INSIGHTS ALONG THE PATH TO SUSTAINABILITY| November 30, 2005

Genetic Characterization of Antibiotic-resistant Bacterial Pathogens Detected in Air, Water and Cess Pit Samples Collected at a Concentrated Animal Feeding Operation

KELLOGG J. SCHWAB, PhD, Assistant Professor, Department of Environmental Health Sciences, JHSPH (Presenter)
AMY SAPKOTA, PhD, Postdoctoral Fellow, Department of Environmental Health Sciences, JHSPH

SUMMARY

Recent studies suggest that waste contaminating the water and air surrounding animal production facilities could be important sources of human exposure to antibiotic-resistant bacteria.  However, the potential for these waterborne and airborne bacteria to serve as environmental reservoirs of antibiotic resistance genes has not been extensively investigated.  In this study, multidrug-resistant bacteria previously recovered from the indoor air of a concentrated swine feeding operation were tested for 14 macrolide, lincosamide, and streptogramin (MLS) resistance genes and 7 tetracycline (tet) resistance genes.  Enterococcus spp. (n=16) and Streptococcus spp. (n=16) were analyzed using DNA-DNA hybridization, PCR, and oligoprobing of PCR products.  All isolates carried multiple MLS resistance genes, while 50% of the Enterococcus spp. and 44% of the Streptococcus spp. also carried multiple tet resistance genes.  All Enterococcus spp. carried the erm(A) and erm(B) genes, 69% carried the erm(F) gene and 44% carried the mef(A) gene.  Seventy-five percent of the Enterococcus spp. carried the tet(M) gene, 69% carried the tet(L) gene, and 19% carried the tet(K) gene.  All Streptococcus spp. carried the erm(B) gene, 94% carried the erm(F) gene, 75% carried the erm(A) gene, and 38% carried the mef(A) gene.  Fifty percent of the Streptococcus spp. carried the tet(M) gene, 81% carried the tet(L) gene, and 13% carried the tet(K) gene.

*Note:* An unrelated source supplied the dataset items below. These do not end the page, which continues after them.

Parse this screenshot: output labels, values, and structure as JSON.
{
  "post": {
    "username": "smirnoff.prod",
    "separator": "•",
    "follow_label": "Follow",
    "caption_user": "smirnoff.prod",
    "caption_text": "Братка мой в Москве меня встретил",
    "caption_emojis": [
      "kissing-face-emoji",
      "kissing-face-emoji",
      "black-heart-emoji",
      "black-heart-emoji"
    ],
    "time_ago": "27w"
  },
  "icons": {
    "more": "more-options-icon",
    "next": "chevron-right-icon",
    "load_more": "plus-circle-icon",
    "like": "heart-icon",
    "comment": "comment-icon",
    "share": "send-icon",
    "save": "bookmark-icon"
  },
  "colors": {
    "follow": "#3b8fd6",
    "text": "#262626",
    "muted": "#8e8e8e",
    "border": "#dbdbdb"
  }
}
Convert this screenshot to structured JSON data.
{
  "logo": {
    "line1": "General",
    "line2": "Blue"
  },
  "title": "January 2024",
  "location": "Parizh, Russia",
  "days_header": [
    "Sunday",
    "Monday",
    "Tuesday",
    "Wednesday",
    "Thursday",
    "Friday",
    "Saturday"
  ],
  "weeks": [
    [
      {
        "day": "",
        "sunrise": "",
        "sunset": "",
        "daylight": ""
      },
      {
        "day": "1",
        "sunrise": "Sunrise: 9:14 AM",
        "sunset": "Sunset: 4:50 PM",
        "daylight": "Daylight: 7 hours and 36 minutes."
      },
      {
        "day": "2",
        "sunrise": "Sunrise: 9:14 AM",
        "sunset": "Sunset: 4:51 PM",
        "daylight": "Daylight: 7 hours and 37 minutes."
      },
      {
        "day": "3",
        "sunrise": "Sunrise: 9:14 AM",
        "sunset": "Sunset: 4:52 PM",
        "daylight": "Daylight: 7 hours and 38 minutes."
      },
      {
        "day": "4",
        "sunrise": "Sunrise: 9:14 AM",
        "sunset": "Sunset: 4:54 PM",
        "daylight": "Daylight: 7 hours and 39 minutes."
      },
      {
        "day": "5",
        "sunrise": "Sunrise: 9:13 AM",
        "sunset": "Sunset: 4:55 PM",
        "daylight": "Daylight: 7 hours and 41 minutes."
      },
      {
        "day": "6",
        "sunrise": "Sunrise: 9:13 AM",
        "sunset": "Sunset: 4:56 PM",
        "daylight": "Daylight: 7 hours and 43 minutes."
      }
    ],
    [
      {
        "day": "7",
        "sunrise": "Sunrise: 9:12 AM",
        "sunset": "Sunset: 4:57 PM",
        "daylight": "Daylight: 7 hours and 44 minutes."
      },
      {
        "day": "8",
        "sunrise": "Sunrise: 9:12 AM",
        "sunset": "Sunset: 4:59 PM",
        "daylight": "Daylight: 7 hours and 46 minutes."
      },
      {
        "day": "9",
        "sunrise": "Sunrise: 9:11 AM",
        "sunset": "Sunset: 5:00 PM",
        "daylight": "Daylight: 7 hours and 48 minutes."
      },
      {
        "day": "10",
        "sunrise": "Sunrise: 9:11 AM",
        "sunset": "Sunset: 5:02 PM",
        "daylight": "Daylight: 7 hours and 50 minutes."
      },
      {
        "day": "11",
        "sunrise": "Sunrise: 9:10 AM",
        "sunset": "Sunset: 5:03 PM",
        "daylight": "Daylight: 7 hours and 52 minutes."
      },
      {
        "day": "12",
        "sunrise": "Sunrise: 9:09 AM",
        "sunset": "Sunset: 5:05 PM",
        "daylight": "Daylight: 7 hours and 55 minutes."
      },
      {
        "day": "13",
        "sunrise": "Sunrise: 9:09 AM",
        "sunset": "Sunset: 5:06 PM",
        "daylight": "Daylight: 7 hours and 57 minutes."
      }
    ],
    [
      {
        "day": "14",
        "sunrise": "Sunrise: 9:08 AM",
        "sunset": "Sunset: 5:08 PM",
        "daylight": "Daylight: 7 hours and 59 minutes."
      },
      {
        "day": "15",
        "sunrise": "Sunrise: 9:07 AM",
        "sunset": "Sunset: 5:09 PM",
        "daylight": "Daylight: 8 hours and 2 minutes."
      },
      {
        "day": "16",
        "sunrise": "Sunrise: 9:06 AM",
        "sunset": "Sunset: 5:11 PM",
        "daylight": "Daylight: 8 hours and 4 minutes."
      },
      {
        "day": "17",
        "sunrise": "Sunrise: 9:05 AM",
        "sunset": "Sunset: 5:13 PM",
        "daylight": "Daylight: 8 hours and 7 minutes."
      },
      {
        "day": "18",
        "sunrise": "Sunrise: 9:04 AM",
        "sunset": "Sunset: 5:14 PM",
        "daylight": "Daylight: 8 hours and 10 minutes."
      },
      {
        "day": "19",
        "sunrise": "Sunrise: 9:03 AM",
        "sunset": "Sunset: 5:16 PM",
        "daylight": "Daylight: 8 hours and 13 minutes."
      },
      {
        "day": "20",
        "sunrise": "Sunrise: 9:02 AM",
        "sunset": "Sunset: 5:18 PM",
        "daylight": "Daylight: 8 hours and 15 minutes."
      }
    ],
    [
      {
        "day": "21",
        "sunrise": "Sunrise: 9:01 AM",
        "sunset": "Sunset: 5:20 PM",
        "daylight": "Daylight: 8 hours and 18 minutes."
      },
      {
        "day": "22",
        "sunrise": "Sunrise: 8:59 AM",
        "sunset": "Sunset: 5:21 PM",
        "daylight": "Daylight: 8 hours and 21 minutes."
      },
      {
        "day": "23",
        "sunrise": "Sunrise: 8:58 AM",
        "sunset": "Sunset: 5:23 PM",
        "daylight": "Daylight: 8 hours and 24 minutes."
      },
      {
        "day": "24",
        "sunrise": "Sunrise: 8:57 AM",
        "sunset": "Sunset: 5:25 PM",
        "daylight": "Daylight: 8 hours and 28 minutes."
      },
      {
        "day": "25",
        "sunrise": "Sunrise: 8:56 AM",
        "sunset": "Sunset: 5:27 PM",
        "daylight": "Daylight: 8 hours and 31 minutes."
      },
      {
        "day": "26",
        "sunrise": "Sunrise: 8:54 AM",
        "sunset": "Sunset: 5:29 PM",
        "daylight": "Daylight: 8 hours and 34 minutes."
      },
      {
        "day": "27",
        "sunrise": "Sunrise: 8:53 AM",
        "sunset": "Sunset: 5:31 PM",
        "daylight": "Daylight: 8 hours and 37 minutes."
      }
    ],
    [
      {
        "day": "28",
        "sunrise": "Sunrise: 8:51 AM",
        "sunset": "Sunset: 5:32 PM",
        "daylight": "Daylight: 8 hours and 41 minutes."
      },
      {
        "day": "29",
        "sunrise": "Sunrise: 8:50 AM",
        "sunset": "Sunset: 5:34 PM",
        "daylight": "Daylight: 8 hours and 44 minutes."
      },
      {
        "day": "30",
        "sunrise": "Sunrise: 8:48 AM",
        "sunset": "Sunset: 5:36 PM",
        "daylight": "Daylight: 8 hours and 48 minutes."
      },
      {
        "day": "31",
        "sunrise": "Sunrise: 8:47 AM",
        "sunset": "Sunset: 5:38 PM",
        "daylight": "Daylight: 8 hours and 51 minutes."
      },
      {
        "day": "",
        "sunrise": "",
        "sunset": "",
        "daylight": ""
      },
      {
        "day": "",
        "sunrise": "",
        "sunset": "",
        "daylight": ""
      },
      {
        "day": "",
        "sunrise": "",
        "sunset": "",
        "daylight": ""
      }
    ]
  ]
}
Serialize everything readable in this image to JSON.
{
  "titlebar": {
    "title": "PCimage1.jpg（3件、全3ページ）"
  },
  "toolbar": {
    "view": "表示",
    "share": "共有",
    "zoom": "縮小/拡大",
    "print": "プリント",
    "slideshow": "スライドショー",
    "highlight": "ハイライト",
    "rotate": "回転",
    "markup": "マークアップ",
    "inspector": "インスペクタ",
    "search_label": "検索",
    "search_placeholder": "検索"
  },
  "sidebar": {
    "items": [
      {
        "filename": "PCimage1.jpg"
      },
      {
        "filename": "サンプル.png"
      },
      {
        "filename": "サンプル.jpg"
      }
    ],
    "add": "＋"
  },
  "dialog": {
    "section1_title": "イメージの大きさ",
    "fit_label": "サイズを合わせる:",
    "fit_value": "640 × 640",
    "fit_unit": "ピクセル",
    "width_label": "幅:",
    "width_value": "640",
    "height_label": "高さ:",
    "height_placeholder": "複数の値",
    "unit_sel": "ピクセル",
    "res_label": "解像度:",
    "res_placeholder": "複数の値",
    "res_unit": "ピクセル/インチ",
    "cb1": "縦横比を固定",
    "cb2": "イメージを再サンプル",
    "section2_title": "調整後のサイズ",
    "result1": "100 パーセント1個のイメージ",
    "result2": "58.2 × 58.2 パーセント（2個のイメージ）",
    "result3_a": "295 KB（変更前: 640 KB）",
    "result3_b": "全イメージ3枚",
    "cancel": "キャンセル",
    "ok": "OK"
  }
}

The high prevalence of multiple antibiotic resistance genes observed in this study suggests that airborne gram-positive bacteria from swine operations may serve as a significant environmental reservoir of antibiotic resistance genes.  In addition, bacterial isolates recovered from cess pits, surface and groundwater surrounding a concentrated swine feeding operation are being further characterized for antibiotic resistance genes.  Results from this study indicate that large animal production facilities can significantly contribute to the development of multidrug-resistant bacteria that are transported away from production facilities.  These bacteria have a strong potential to adversely impact the surrounding environment and human health.

PRESENTER BIOGRAPHY

Kellogg Schwab is an Assistant Professor of Environmental Health Sciences at The Johns Hopkins University Bloomberg School of Public Health.  Dr. Schwab’s main area of research deals with the fate and transport of human and zoonotic pathogenic microorganisms (viral, bacterial and protozoa) in the environment.  This work includes extensive laboratory-based research designed to develop and evaluate molecular methods of detection leading to the application of these methods in field-based investigations.  Data gathered during these studies are then integrated into exposure assessments for risk analysis.